In protein structure prediction, it is often the case that a protein segment must be adjusted to connect two fixed segments. This occurs during loop structure prediction in homology modeling as well as in ab initio structure prediction. Several algorithms for this purpose are based on the inverse Jacobian of the distance constraints with respect to dihedral angle degrees of freedom. These algorithms are sometimes unstable and fail to converge. We present an algorithm developed originally for inverse kinematics applications in robotics. In robotics, an end effector in the form of a robot hand must reach for an object in space by altering adjustable joint angles and arm lengths. In loop prediction, dihedral angles must be adjusted to move the C-terminal residue of a segment to superimpose on a fixed anchor residue in the protein structure. The algorithm, referred to as cyclic coordinate descent or CCD, involves adjusting one dihedral angle at a time to minimize the sum of the squared distances between three backbone atoms of the moving C-terminal anchor and the corresponding atoms in the fixed C-terminal anchor. The result is an equation in one variable for the proposed change in each dihedral.

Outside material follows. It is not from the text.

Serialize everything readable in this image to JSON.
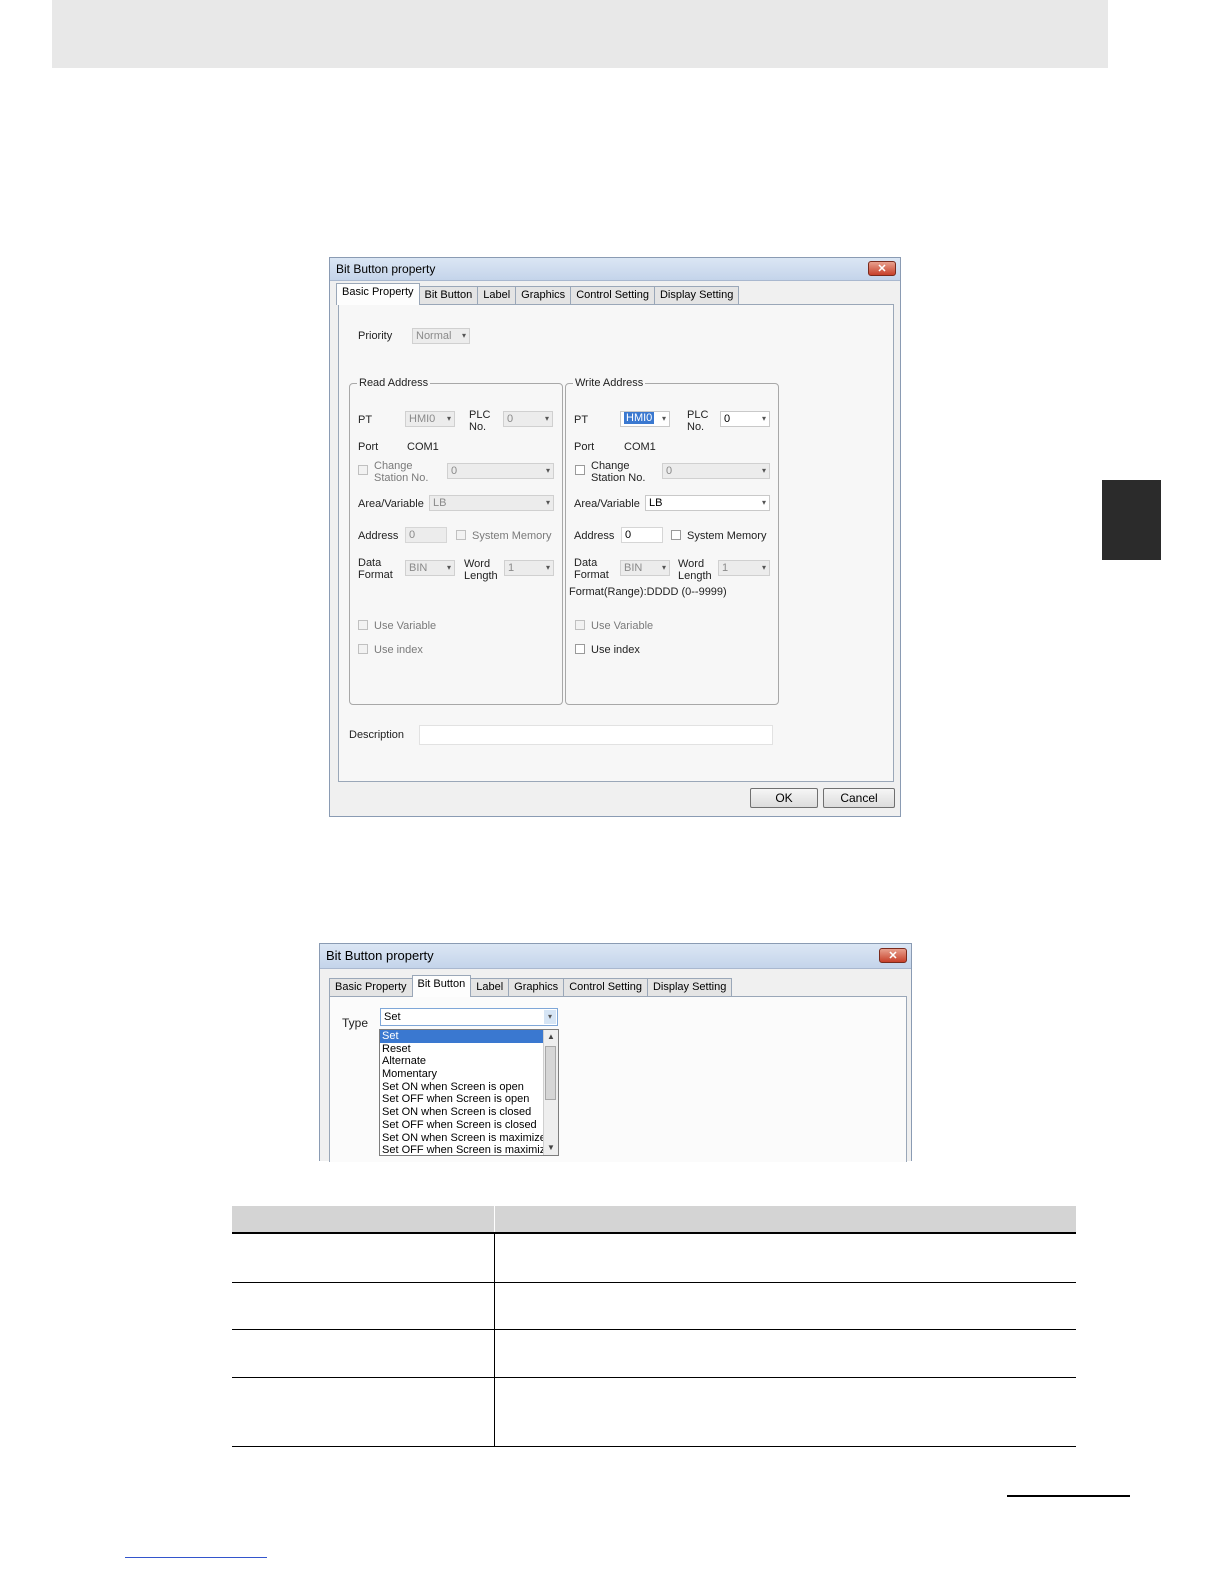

The algorithm proceeds iteratively through all of the adjustable dihedral angles from the N-terminal to the C-terminal end of the loop. CCD is suitable as a component of loop prediction methods that generate large numbers of trial structures. It succeeds in closing loops in a large test set 99.79% of the time, and fails occasionally only for short, highly extended loops. It is very fast, closing loops of length 8 in 0.037 sec on average.

Figure 1.

(A) C_α trace of a loop before (red) and after (green) closure with the flanking secondary structures (blue). The moving C-terminal anchor and the fixed C-terminal anchor are indicated. The loop closure problem is to adjust the dihedral angle degrees of freedom of the loop so that the moving C-terminal anchor is superimposed on the fixed C-terminal anchor. (B) Schematic of the CCD algorithm. Variables are defined in the text.

Figure 2.

Histograms of RMS values for unclosed loops at loop lengths of 4, 8, and 12 for the CCD No Constraint and the CCD Ramachandran Map algorithms. Note that all loops of length 12 closed for the CCD Ramachandran Map algorithm, so there is no plot.

Figure 3.

Histograms of the number of steps for loop closure at loop lengths 4, 8, and 12 for the CCD No Constraint and the CCD Ramachandran Map algorithms.

Figure 4.

C_α renderings of the lowest RMS loop generated from 5000 trials of the CCD Ramachandran Map method for loops of 4, 8, and 12 amino acids, compared with the X-ray structures (dark figures). (A) Loop 1ej0A_74–77, (B) loop 1ctqA_144–151, (C) loop 1eguA_508–519.

Figure 5.

Comparison of distribution of RMS among conformations generated from the same initial structure (light bars) and different initial structures (dark bars). PDB entry 1egu, residues 508–519, was used as the test case.